Unless you are still employed by the employer, a Roth 401k is just like a traditional 401k. Individuals who are not yet 70 1/2 years old or older can now take an initial RMD at 72.

It’s possible to eliminate that requirement by rolling over your Roth 401(k) into a Roth IRA. Before you make this decision, consider other factors like fees, legal protection, and loan provisions.

If you’re thinking even farther ahead to estate planning, inheriting money in a Roth could be good news for your heirs because provided the Roth 401(k) is at least 5 years old, they wouldn’t have to pay income taxes on the distributions from an inherited Roth.

It’s wonderful that you have options. The best option may be to choose to invest in both types. You are already saving and planning for retirement, regardless of what you choose. That’s the best decision.

This post was written by All Seasons Wealth. At All Seasons Wealth, we provide expert advice and emphasize the importance of creating in-house portfolios to personalize your strategy for asset management, financial planning, and cash management. We utilize research and perform market analysis to provide you with the top financial advisors in Tampa.

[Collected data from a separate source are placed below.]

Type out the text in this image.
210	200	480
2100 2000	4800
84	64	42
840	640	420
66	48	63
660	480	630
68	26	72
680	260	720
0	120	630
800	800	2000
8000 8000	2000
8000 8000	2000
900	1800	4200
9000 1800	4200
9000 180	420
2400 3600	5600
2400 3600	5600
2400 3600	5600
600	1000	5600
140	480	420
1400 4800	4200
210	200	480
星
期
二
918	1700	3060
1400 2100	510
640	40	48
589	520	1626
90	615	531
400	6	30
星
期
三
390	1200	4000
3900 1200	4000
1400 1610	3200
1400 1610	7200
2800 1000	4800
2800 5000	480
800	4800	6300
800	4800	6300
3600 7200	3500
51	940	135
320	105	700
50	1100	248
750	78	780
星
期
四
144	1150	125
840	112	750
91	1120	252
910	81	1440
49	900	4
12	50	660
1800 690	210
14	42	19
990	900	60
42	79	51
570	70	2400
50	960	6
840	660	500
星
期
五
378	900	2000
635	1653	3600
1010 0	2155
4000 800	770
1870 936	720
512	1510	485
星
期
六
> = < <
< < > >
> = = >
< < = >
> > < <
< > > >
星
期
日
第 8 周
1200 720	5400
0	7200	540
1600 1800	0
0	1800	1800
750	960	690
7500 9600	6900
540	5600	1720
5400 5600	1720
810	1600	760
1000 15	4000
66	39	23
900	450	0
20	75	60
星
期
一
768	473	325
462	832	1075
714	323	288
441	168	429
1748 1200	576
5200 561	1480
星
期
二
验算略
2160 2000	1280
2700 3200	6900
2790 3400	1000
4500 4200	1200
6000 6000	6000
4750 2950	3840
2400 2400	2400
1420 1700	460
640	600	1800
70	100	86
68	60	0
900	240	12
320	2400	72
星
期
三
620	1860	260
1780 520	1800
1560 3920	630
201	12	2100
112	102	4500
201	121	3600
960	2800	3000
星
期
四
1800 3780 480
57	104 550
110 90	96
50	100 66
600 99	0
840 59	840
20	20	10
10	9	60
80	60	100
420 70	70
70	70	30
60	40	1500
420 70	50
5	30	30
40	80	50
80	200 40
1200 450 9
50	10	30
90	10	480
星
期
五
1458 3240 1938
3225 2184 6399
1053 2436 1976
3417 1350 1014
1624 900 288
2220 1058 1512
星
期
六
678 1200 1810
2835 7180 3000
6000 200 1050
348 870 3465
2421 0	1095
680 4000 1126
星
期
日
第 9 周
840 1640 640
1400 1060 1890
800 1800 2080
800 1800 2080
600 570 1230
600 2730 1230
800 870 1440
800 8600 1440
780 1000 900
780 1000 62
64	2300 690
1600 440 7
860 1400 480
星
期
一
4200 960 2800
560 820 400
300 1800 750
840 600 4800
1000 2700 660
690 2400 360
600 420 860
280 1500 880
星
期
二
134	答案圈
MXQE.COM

No matter your needs, we can work with you to develop a consulting solution tailored to you.

Any opinions are those of All Seasons Wealth and not necessarily those of RJFS or Raymond James. Investing involves risk and you may incur a profit or loss regardless of the strategy selected. Investing involves risk and you may incur a profit or loss regardless of the strategy selected. Every investor’s situation is unique and you should consider your investment goals, risk tolerance, and time horizon before making any investment. Past performance may not be indicative of future results.